We extensively use ingestion tools and it became increasingly scary and nerve-wracking to make changes to our own injection logic, ingestion logic, because someone screwed that up and mistyped something or clicked the wrong thing. How do you roll that back? How do you figure out? What happened? How do you figure out? Who did it? Maybe you have an in-app audit feature that may or may not be complete, but even if that exists, it's totally disconnected from the rest of your processes.

B

You know, and additionally, everything that's encoding in your ingestion tool is completely interconnected to what is going on the rest of your platform. You have Downstream computations that are dependent on it, so we really want to manage this with code. Well, isn't this infrastructure's code and in fact that's a common. You know held belief and it's a reasonable assumption.

B

You know this is in fact a discussion on one of air bites forms and they plainly say we would like to be able to manage and update our data sync operations as code, which is exactly what we just showed you.

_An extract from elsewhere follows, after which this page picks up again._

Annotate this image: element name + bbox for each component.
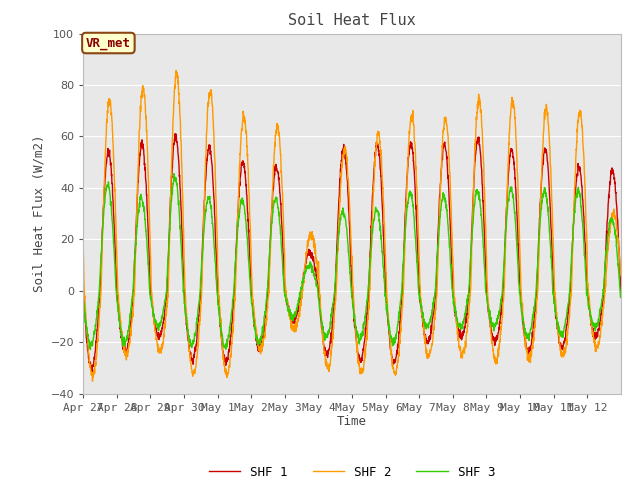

So we should just use terraform right and nope. We don't think so. Let's talk about why for a second, so terraform is a bespoke custom, DSL designed for managing infrastructure.

B

You know- and it was designed so that infrastructure Engineers could set up load, balancers, ec2 instances, databases and the like it's at a fundamentally different layer of the stack and it's designed for a completely different persona. It's for infrastructure, not business logic, and as a result, we don't think a data practitioner should be forced to learn it in order to find data assets right.

B

They shouldn't have to learn this completely foreign tool chain in language to make changes to what is fundamentally business logic and then, furthermore, it's a tool terraform that has no knowledge of the rest of your data platform and assets. It's a completely siled Black Box. You know how does one declare a dependency on an entity defined in terraform? You can't you'd have to double encode it. You have to write in terraform and then probably write it again in your orchestrator and then set dependencies on it.

B

You know this is not great, so we think that one data practitioners should use their lingua Franca python to Define their data assets, even if they live in an ingestion tool, and we think it should be done in the context of the orchestrator. So why the orchestrator well one.

B

We believe that the orchestrator is the ultimate source of Truth for defining and operating your data assets, it's where all your defendencies are defined and it's where all those dependencies are enforced, because it's the orchestrator that enforces the order of execution and it's that single operational pane of glass for your entire data team. You know, in our view, Additionally the orchestrators at the center of your data teams, engineering and deployments life cycle. It's where everything has to come together.

B

As a result, we think it's very natural for ingestion tools and other managed services to be peers to DVT spark python. Driven assets and all the other tools and have a single, cohesive, workflow and system for defining your data platform. So thanks for your time, and thanks for coming to Dexter day.